Post polycythemia vera myelofibrosis is a condition in which blood disorder develops due to polycythemia vera. Polycythemia vera is a disorder represented by abnormal production of red and white blood cells along with platelets. It progresses to myelofibrosis which is a condition in which blood cells count reduce due to the scarring of bone marrow. Post polycythemia vera myelofibrosis is a serious condition that lasts long and cause severe anemia and infections. It may also progress further leading to blood cancer i.e. leukemia. Its symptoms include night sweats, weight loss, fever, fatigue, and weakness.
What Is Post Polycythemia Vera Myelofibrosis?
Post polycythemia vera myelofibrosis is a condition that develops when myelofibrosis evolves from polycythemia vera due to genetic mutations. This condition is a rare disorder that is long lasting rendering life-threatening consequences. The exact pathological events happening in this disease is not known. It appears mostly in old adults who are above the age of 60 years. It leads to over enlargement of the spleen.
Polycythemia vera (PV) is a condition that leads to excess production of blood cells that can cause clotting, stroke or a heart attack. This disease appears slowly that worsens with time. It is usually detected when a person is 60 years old or above but it can develop at any age. It causes symptoms of anemia with gross enlargement of the spleen.
Myelofibrosis is a bone marrow disorder that hampers the ability of bone marrow to produce blood cells. This happens due to the fibrosis or scarring of the bone marrow that does not allow it to function normally. It reduces the count of blood cells leading to the symptoms of anemia, bleeding disorders and many more. (1)
When polycythemia vera progresses to malignant disease, then it causes a condition namely post polycythemia vera myelofibrosis. It is a rare disease that causes severe anemia and other life-threatening consequences. This disorder develops slowly over a span of many years. Polycythemia vera leads to abnormal production of too many blood cells that put extra workload on the spleen and bone marrow. It leads to extensive fibrosis of the bone marrow over time. The extensive fibrosis is the hallmark of post polycythemia vera myelofibrosis. It thereby reduces the production of blood cells causing a drastic decline in the number of blood cells below normal. This causes myelofibrosis. The risk factors that are linked with the progress of polycythemia vera into myelofibrosis are-
- Age above 60 years or above
- Increased white blood cell count
- High platelet count
- Fibrosis of bone marrow
- Enlargement of spleen (2)
All these changes happen due to mutations in JAK2 genes. The survival rate of the patient ranges from 5-8 years after diagnosis.
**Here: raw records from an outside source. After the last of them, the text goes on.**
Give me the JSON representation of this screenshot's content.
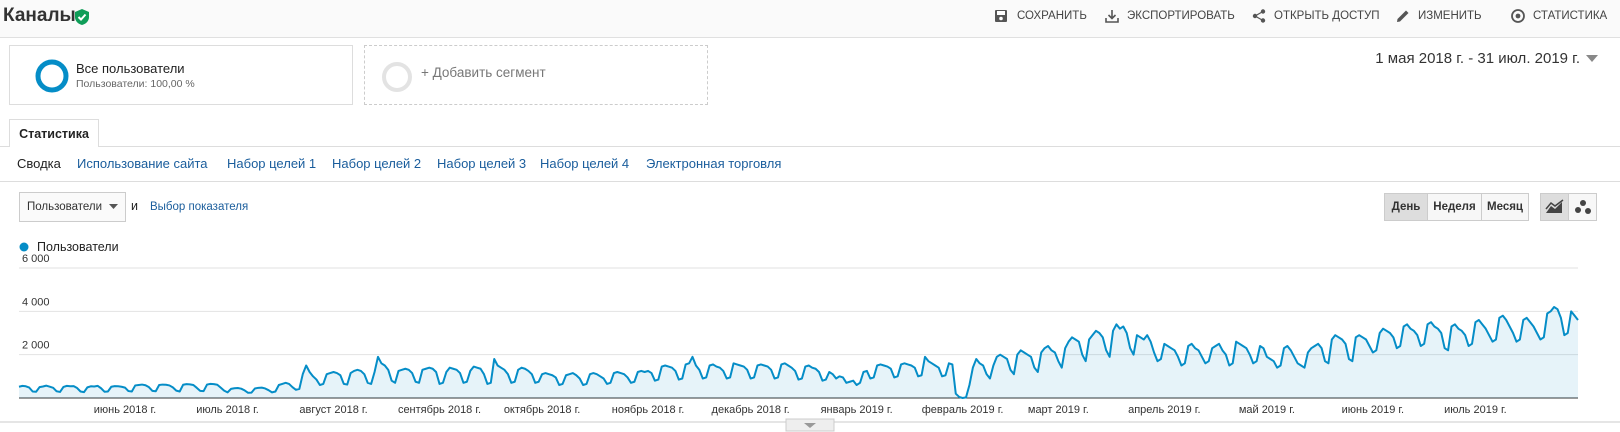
{
  "header": {
    "title": "Каналы",
    "actions": [
      "СОХРАНИТЬ",
      "ЭКСПОРТИРОВАТЬ",
      "ОТКРЫТЬ ДОСТУП",
      "ИЗМЕНИТЬ",
      "СТАТИСТИКА"
    ]
  },
  "segments": [
    {
      "title": "Все пользователи",
      "subtitle": "Пользователи: 100,00 %"
    },
    {
      "title": "+ Добавить сегмент"
    }
  ],
  "date_range": "1 мая 2018 г. - 31 июл. 2019 г.",
  "tabs": [
    "Статистика"
  ],
  "subnav": [
    "Сводка",
    "Использование сайта",
    "Набор целей 1",
    "Набор целей 2",
    "Набор целей 3",
    "Набор целей 4",
    "Электронная торговля"
  ],
  "controls": {
    "metric": "Пользователи",
    "conjunction": "и",
    "metric_picker": "Выбор показателя",
    "periods": [
      "День",
      "Неделя",
      "Месяц"
    ]
  },
  "chart_data": {
    "type": "line",
    "categories": [
      null,
      null,
      null,
      null,
      null,
      null,
      null,
      null,
      null,
      null,
      null,
      null,
      null,
      null,
      null,
      null,
      null,
      null,
      null,
      null,
      null,
      null,
      null,
      null,
      null,
      null,
      null,
      null,
      null,
      null,
      null,
      "июнь 2018 г.",
      null,
      null,
      null,
      null,
      null,
      null,
      null,
      null,
      null,
      null,
      null,
      null,
      null,
      null,
      null,
      null,
      null,
      null,
      null,
      null,
      null,
      null,
      null,
      null,
      null,
      null,
      null,
      null,
      null,
      "июль 2018 г.",
      null,
      null,
      null,
      null,
      null,
      null,
      null,
      null,
      null,
      null,
      null,
      null,
      null,
      null,
      null,
      null,
      null,
      null,
      null,
      null,
      null,
      null,
      null,
      null,
      null,
      null,
      null,
      null,
      null,
      null,
      "август 2018 г.",
      null,
      null,
      null,
      null,
      null,
      null,
      null,
      null,
      null,
      null,
      null,
      null,
      null,
      null,
      null,
      null,
      null,
      null,
      null,
      null,
      null,
      null,
      null,
      null,
      null,
      null,
      null,
      null,
      null,
      null,
      "сентябрь 2018 г.",
      null,
      null,
      null,
      null,
      null,
      null,
      null,
      null,
      null,
      null,
      null,
      null,
      null,
      null,
      null,
      null,
      null,
      null,
      null,
      null,
      null,
      null,
      null,
      null,
      null,
      null,
      null,
      null,
      null,
      "октябрь 2018 г.",
      null,
      null,
      null,
      null,
      null,
      null,
      null,
      null,
      null,
      null,
      null,
      null,
      null,
      null,
      null,
      null,
      null,
      null,
      null,
      null,
      null,
      null,
      null,
      null,
      null,
      null,
      null,
      null,
      null,
      null,
      "ноябрь 2018 г.",
      null,
      null,
      null,
      null,
      null,
      null,
      null,
      null,
      null,
      null,
      null,
      null,
      null,
      null,
      null,
      null,
      null,
      null,
      null,
      null,
      null,
      null,
      null,
      null,
      null,
      null,
      null,
      null,
      null,
      "декабрь 2018 г.",
      null,
      null,
      null,
      null,
      null,
      null,
      null,
      null,
      null,
      null,
      null,
      null,
      null,
      null,
      null,
      null,
      null,
      null,
      null,
      null,
      null,
      null,
      null,
      null,
      null,
      null,
      null,
      null,
      null,
      null,
      "январь 2019 г.",
      null,
      null,
      null,
      null,
      null,
      null,
      null,
      null,
      null,
      null,
      null,
      null,
      null,
      null,
      null,
      null,
      null,
      null,
      null,
      null,
      null,
      null,
      null,
      null,
      null,
      null,
      null,
      null,
      null,
      null,
      "февраль 2019 г.",
      null,
      null,
      null,
      null,
      null,
      null,
      null,
      null,
      null,
      null,
      null,
      null,
      null,
      null,
      null,
      null,
      null,
      null,
      null,
      null,
      null,
      null,
      null,
      null,
      null,
      null,
      null,
      "март 2019 г.",
      null,
      null,
      null,
      null,
      null,
      null,
      null,
      null,
      null,
      null,
      null,
      null,
      null,
      null,
      null,
      null,
      null,
      null,
      null,
      null,
      null,
      null,
      null,
      null,
      null,
      null,
      null,
      null,
      null,
      null,
      "апрель 2019 г.",
      null,
      null,
      null,
      null,
      null,
      null,
      null,
      null,
      null,
      null,
      null,
      null,
      null,
      null,
      null,
      null,
      null,
      null,
      null,
      null,
      null,
      null,
      null,
      null,
      null,
      null,
      null,
      null,
      null,
      "май 2019 г.",
      null,
      null,
      null,
      null,
      null,
      null,
      null,
      null,
      null,
      null,
      null,
      null,
      null,
      null,
      null,
      null,
      null,
      null,
      null,
      null,
      null,
      null,
      null,
      null,
      null,
      null,
      null,
      null,
      null,
      null,
      "июнь 2019 г.",
      null,
      null,
      null,
      null,
      null,
      null,
      null,
      null,
      null,
      null,
      null,
      null,
      null,
      null,
      null,
      null,
      null,
      null,
      null,
      null,
      null,
      null,
      null,
      null,
      null,
      null,
      null,
      null,
      null,
      "июль 2019 г.",
      null,
      null,
      null,
      null,
      null,
      null,
      null,
      null,
      null,
      null,
      null,
      null,
      null,
      null,
      null,
      null,
      null,
      null,
      null,
      null,
      null,
      null,
      null,
      null,
      null,
      null,
      null,
      null,
      null,
      null
    ],
    "series": [
      {
        "name": "Пользователи",
        "color": "#058dc7",
        "values": [
          520,
          560,
          540,
          480,
          300,
          290,
          500,
          530,
          570,
          520,
          470,
          310,
          280,
          510,
          560,
          540,
          550,
          460,
          300,
          270,
          490,
          540,
          530,
          560,
          450,
          290,
          300,
          520,
          550,
          540,
          520,
          480,
          320,
          300,
          580,
          600,
          620,
          590,
          500,
          330,
          310,
          600,
          620,
          610,
          580,
          490,
          340,
          300,
          610,
          640,
          630,
          600,
          470,
          330,
          320,
          620,
          650,
          640,
          610,
          480,
          340,
          260,
          420,
          450,
          460,
          430,
          350,
          240,
          250,
          440,
          470,
          480,
          440,
          360,
          260,
          300,
          600,
          650,
          700,
          650,
          500,
          380,
          420,
          1100,
          1500,
          1200,
          1000,
          850,
          600,
          650,
          1100,
          1150,
          1200,
          1150,
          1050,
          650,
          620,
          1150,
          1250,
          1300,
          1250,
          1100,
          700,
          650,
          1200,
          1900,
          1600,
          1500,
          1300,
          800,
          700,
          1250,
          1300,
          1350,
          1300,
          1150,
          750,
          700,
          1300,
          1350,
          1400,
          1350,
          1200,
          650,
          700,
          1200,
          1400,
          1350,
          1300,
          1150,
          700,
          750,
          1250,
          1450,
          1400,
          1350,
          1100,
          650,
          700,
          1800,
          1500,
          1400,
          1300,
          1100,
          700,
          750,
          1300,
          1400,
          1350,
          1250,
          1100,
          700,
          750,
          1100,
          1150,
          1100,
          1050,
          950,
          600,
          650,
          1050,
          1100,
          1150,
          1050,
          900,
          600,
          650,
          1100,
          1150,
          1100,
          1000,
          900,
          650,
          700,
          1150,
          1200,
          1150,
          1100,
          950,
          700,
          750,
          1200,
          1250,
          1200,
          1250,
          1150,
          800,
          850,
          1450,
          1500,
          1450,
          1400,
          1250,
          850,
          900,
          1550,
          1600,
          1900,
          1500,
          1300,
          900,
          950,
          1500,
          1550,
          1450,
          1400,
          1250,
          900,
          950,
          1600,
          1550,
          1500,
          1450,
          1300,
          900,
          950,
          1500,
          1550,
          1500,
          1450,
          1300,
          900,
          950,
          1550,
          1600,
          1500,
          1400,
          1250,
          850,
          900,
          1450,
          1500,
          1400,
          1350,
          1200,
          800,
          850,
          1200,
          1100,
          900,
          1000,
          950,
          700,
          750,
          800,
          600,
          700,
          1200,
          1250,
          900,
          950,
          1500,
          1550,
          1500,
          1450,
          1350,
          950,
          1000,
          1550,
          1600,
          1550,
          1500,
          1400,
          1000,
          1050,
          1900,
          1700,
          1600,
          1500,
          1400,
          1000,
          1050,
          1600,
          1550,
          200,
          50,
          0,
          30,
          600,
          1400,
          1800,
          1600,
          1500,
          1100,
          900,
          1500,
          1900,
          2000,
          1900,
          1800,
          1300,
          1100,
          2000,
          2200,
          2100,
          2000,
          1900,
          1400,
          1200,
          2100,
          2300,
          2400,
          2200,
          2100,
          1700,
          1400,
          2300,
          2600,
          2800,
          2700,
          2600,
          2000,
          1700,
          2700,
          2900,
          3100,
          3000,
          2800,
          2200,
          1900,
          3100,
          3400,
          3200,
          3300,
          3000,
          2300,
          2000,
          2900,
          2800,
          2700,
          2900,
          2600,
          2100,
          1700,
          1800,
          2500,
          2400,
          2300,
          2200,
          1900,
          1500,
          1600,
          2400,
          2500,
          2300,
          2200,
          1900,
          1600,
          1700,
          2300,
          2400,
          2500,
          2200,
          2000,
          1500,
          1600,
          2600,
          2500,
          2400,
          2300,
          2000,
          1600,
          1700,
          2400,
          2300,
          1900,
          1800,
          1700,
          1400,
          1500,
          2300,
          2400,
          2200,
          1900,
          1600,
          1500,
          1400,
          2100,
          2300,
          2400,
          2500,
          2300,
          1700,
          1600,
          2700,
          2900,
          2800,
          2700,
          2500,
          1800,
          1700,
          2800,
          2900,
          2800,
          2700,
          2400,
          2100,
          2200,
          3000,
          3200,
          3100,
          3000,
          2800,
          2300,
          2400,
          3300,
          3400,
          3200,
          3100,
          2900,
          2400,
          2500,
          3400,
          3500,
          3300,
          3200,
          3000,
          2300,
          2200,
          3300,
          3400,
          3200,
          3100,
          2900,
          2400,
          2500,
          3500,
          3600,
          3400,
          3200,
          2900,
          2600,
          2700,
          3700,
          3800,
          3600,
          3300,
          3000,
          2600,
          2700,
          3600,
          3700,
          3500,
          3300,
          3000,
          2700,
          2800,
          3900,
          4000,
          4200,
          4100,
          3700,
          2900,
          3000,
          4000,
          3800,
          3600
        ]
      }
    ],
    "ylim": [
      0,
      6000
    ],
    "yticks": [
      {
        "value": 2000,
        "label": "2 000"
      },
      {
        "value": 4000,
        "label": "4 000"
      },
      {
        "value": 6000,
        "label": "6 000"
      }
    ],
    "grid": true
  }
}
The symptoms of post polycythemia vera myelofibrosis include night sweat, fatigue, weakness, unexplained fever, and weight loss. The body temperature is greater than 37.5 degree Celsius. The weight is lost by more than 10 % in the previous 6 months. The symptoms of anemia are severe and it exerts too much workload on spleen that causes enlargement of the spleen.
Post polycythemia vera myelofibrosis is diagnosed by the medical history of the patient that always have polycythemia vera and by blood tests, bone marrow biopsy and other tests that find out spleen enlargement.
Post polycythemia vera myelofibrosis is managed with radiotherapy, chemotherapy or surgery that either reduces the enlarged spleen or removes the spleen. Hydroxyurea, androgens, glucocorticoids, erythropoietin, and ruxolitinib are prescribed to control the symptoms. Pomalidomide is the best medicine for this disease.
The median survival rate for this disease is 5-8 years after the diagnosis.
Post polycythemia vera myelofibrosis is a rare chronic disease in which polycythemia vera may cause myelofibrosis. It is a life-threatening condition that causes severe anemia and infections in the body. It leads to extensive fibrosis of bone marrow and enlargement of the spleen. The survival rate of the patient after the diagnosis of this condition is only 5-8 years.